Zing Forum

Reading

Fault Tolerance and Recovery for Distributed LLM Inference Systems: Token-Commit-Resume Strategy Achieves 57% Recovery Time Optimization

This article deeply analyzes the CrashSafe project, a research-level distributed LLM inference fault tolerance system. By comparing three strategies—Fail-Stop, Retry-from-Scratch, and Token-Commit-Resume—the project achieves a 57% reduction in recovery time and 65% savings in computing resources in process failure scenarios.

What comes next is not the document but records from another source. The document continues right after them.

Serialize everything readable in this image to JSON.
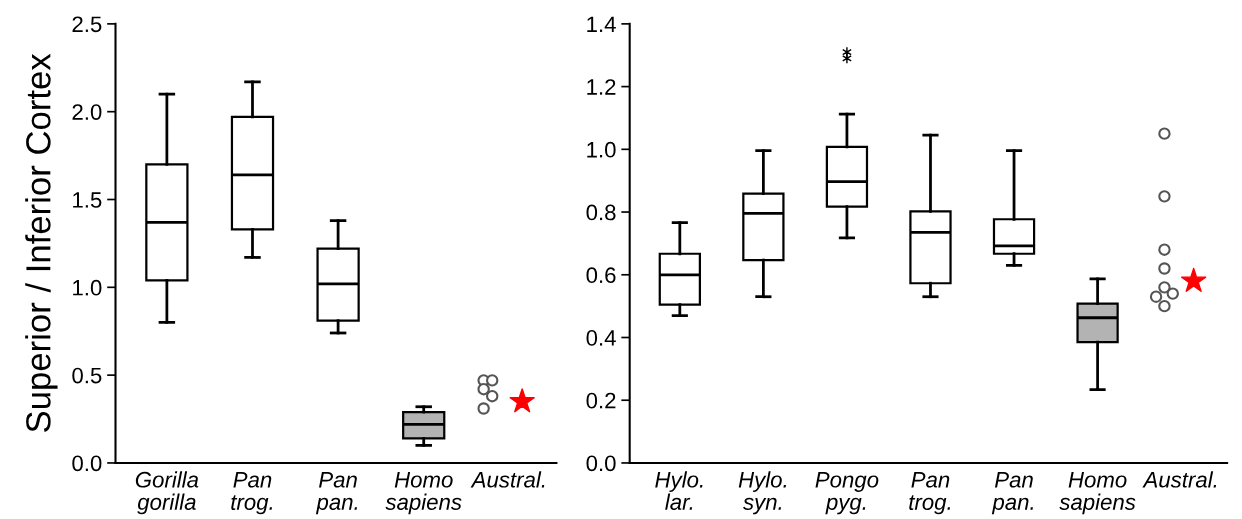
{
  "chart_data": [
    {
      "type": "box",
      "ylabel": "Superior / Inferior Cortex",
      "categories": [
        "Gorilla\ngorilla",
        "Pan\ntrog.",
        "Pan\npan.",
        "Homo\nsapiens",
        "Austral."
      ],
      "ylim": [
        0,
        2.5
      ],
      "yticks": [
        {
          "value": 0,
          "label": "0.0"
        },
        {
          "value": 0.5,
          "label": "0.5"
        },
        {
          "value": 1,
          "label": "1.0"
        },
        {
          "value": 1.5,
          "label": "1.5"
        },
        {
          "value": 2,
          "label": "2.0"
        },
        {
          "value": 2.5,
          "label": "2.5"
        }
      ],
      "grid": false,
      "legend": false,
      "colors": [
        "#ffffff",
        "#ffffff",
        "#ffffff",
        "#b3b3b3",
        null
      ],
      "boxes": [
        {
          "low": 0.8,
          "q1": 1.04,
          "median": 1.37,
          "q3": 1.7,
          "high": 2.1
        },
        {
          "low": 1.17,
          "q1": 1.33,
          "median": 1.64,
          "q3": 1.97,
          "high": 2.17
        },
        {
          "low": 0.74,
          "q1": 0.81,
          "median": 1.02,
          "q3": 1.22,
          "high": 1.38
        },
        {
          "low": 0.1,
          "q1": 0.14,
          "median": 0.22,
          "q3": 0.29,
          "high": 0.32
        },
        null
      ],
      "series": [
        {
          "type": "scatter",
          "marker": "circle",
          "color": "#555555",
          "x": [
            "Austral.",
            "Austral.",
            "Austral."
          ],
          "values": [
            0.47,
            0.42,
            0.31
          ]
        },
        {
          "type": "scatter",
          "marker": "circle",
          "color": "#555555",
          "x": [
            "Austral.",
            "Austral."
          ],
          "values": [
            0.47,
            0.38
          ]
        },
        {
          "type": "scatter",
          "marker": "star",
          "color": "#ff0000",
          "x": [
            "Austral."
          ],
          "values": [
            0.35
          ]
        }
      ]
    },
    {
      "type": "box",
      "categories": [
        "Hylo.\nlar.",
        "Hylo.\nsyn.",
        "Pongo\npyg.",
        "Pan\ntrog.",
        "Pan\npan.",
        "Homo\nsapiens",
        "Austral."
      ],
      "ylim": [
        0,
        1.4
      ],
      "yticks": [
        {
          "value": 0,
          "label": "0.0"
        },
        {
          "value": 0.2,
          "label": "0.2"
        },
        {
          "value": 0.4,
          "label": "0.4"
        },
        {
          "value": 0.6,
          "label": "0.6"
        },
        {
          "value": 0.8,
          "label": "0.8"
        },
        {
          "value": 1,
          "label": "1.0"
        },
        {
          "value": 1.2,
          "label": "1.2"
        },
        {
          "value": 1.4,
          "label": "1.4"
        }
      ],
      "grid": false,
      "legend": false,
      "colors": [
        "#ffffff",
        "#ffffff",
        "#ffffff",
        "#ffffff",
        "#ffffff",
        "#b3b3b3",
        null
      ],
      "boxes": [
        {
          "low": 0.47,
          "q1": 0.505,
          "median": 0.6,
          "q3": 0.667,
          "high": 0.766
        },
        {
          "low": 0.53,
          "q1": 0.647,
          "median": 0.796,
          "q3": 0.859,
          "high": 0.996
        },
        {
          "low": 0.718,
          "q1": 0.817,
          "median": 0.897,
          "q3": 1.008,
          "high": 1.112,
          "outliers": [
            1.29,
            1.31
          ]
        },
        {
          "low": 0.53,
          "q1": 0.573,
          "median": 0.735,
          "q3": 0.802,
          "high": 1.045
        },
        {
          "low": 0.63,
          "q1": 0.667,
          "median": 0.692,
          "q3": 0.777,
          "high": 0.996
        },
        {
          "low": 0.234,
          "q1": 0.385,
          "median": 0.463,
          "q3": 0.508,
          "high": 0.587
        },
        null
      ],
      "series": [
        {
          "type": "scatter",
          "marker": "circle",
          "color": "#555555",
          "x": [
            "Austral."
          ],
          "values": [
            0.53
          ]
        },
        {
          "type": "scatter",
          "marker": "circle",
          "color": "#555555",
          "x": [
            "Austral.",
            "Austral.",
            "Austral.",
            "Austral.",
            "Austral.",
            "Austral."
          ],
          "values": [
            1.05,
            0.85,
            0.68,
            0.62,
            0.56,
            0.5
          ]
        },
        {
          "type": "scatter",
          "marker": "circle",
          "color": "#555555",
          "x": [
            "Austral."
          ],
          "values": [
            0.54
          ]
        },
        {
          "type": "scatter",
          "marker": "star",
          "color": "#ff0000",
          "x": [
            "Austral."
          ],
          "values": [
            0.58
          ]
        }
      ]
    }
  ]
}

分布式系统LLM推理容错机制故障恢复Token-Commit-ResumeFastAPI检查点计算优化
Published 2026-04-13 07:14Recent activity 2026-04-13 07:18Estimated read 5 min
Fault Tolerance and Recovery for Distributed LLM Inference Systems: Token-Commit-Resume Strategy Achieves 57% Recovery Time Optimization
1

Section 01

[Introduction] Core Achievements of CrashSafe: A Distributed LLM Inference Fault Tolerance System

This article introduces CrashSafe, a research-level distributed LLM inference fault tolerance system. By comparing three strategies—Fail-Stop, Retry-from-Scratch, and Token-Commit-Resume—it achieves a 57% reduction in recovery time and 65% savings in computing resources in process failure scenarios, providing an effective solution for reliability optimization in distributed LLM inference.

2

Section 02

Background and Challenges: Reliability Pain Points in Distributed LLM Inference

As LLM scales grow, distributed inference has become standard, but node crashes lead to request failures and resource waste of already generated tokens. Traditional strategies have flaws: Fail-Stop sacrifices availability, while Retry-from-Scratch causes massive computing waste—problems that are particularly prominent in compute-intensive LLM inference scenarios.

3

Section 03

CrashSafe Project and the Core Token-Commit-Resume Strategy

CrashSafe is a research system based on the FastAPI router-worker node architecture, implementing three fault tolerance strategies. The core innovation is the Token-Commit-Resume strategy: during generation, tokens are periodically persisted to a JSONL storage layer; in case of failure, recovery is done from the last checkpoint (loading completed tokens, and new nodes continue generation from the breakpoint), balancing reliability and efficiency. The system architecture includes: router layer (task distribution and failure detection), worker node layer (inference execution and failure injection), token storage layer (persistence), and backend abstraction layer (supports Mock/Transformers/vLLM backends).

4

Section 04

Comparative Analysis of Three Fault Tolerance Strategies

  1. Fail-Stop: Stops immediately upon failure and returns an error; minimal overhead but worst availability. 2. Retry-from-Scratch: Full retry; good reliability but extremely high computing waste. 3. Token-Commit-Resume: Incremental checkpoint recovery; reduces redundant computation, balancing availability and efficiency.
5

Section 05

Experimental Results: Performance Advantages of the Token-Commit-Resume Strategy

In process kill failure scenarios, the Token-Commit-Resume strategy performs significantly: 57% reduction in recovery time (compared to full retry), 65% reduction in computing waste, and acceptable checkpoint overhead during normal operation. Experiments cover different concurrency levels, failure types, and prompt lengths, verifying the strategy's effectiveness.

6

Section 06

Implementation Details and Practical Application Value

Implementation highlights: configuration-driven design (YAML to adjust system behavior), modular architecture (clear separation of responsibilities), and comprehensive testing system (smoke/unit/end-to-end tests). Application value: reduces cloud computing costs, improves user experience in real-time applications, and provides a reference for layered architecture.

7

Section 07

Limitations and Future Optimization Directions

Current limitations: JSONL storage may become a bottleneck under high concurrency. Future directions: optimize storage with Redis, dynamically adjust checkpoint intervals, and synchronize checkpoints across multiple replicas to prevent single points of failure in storage.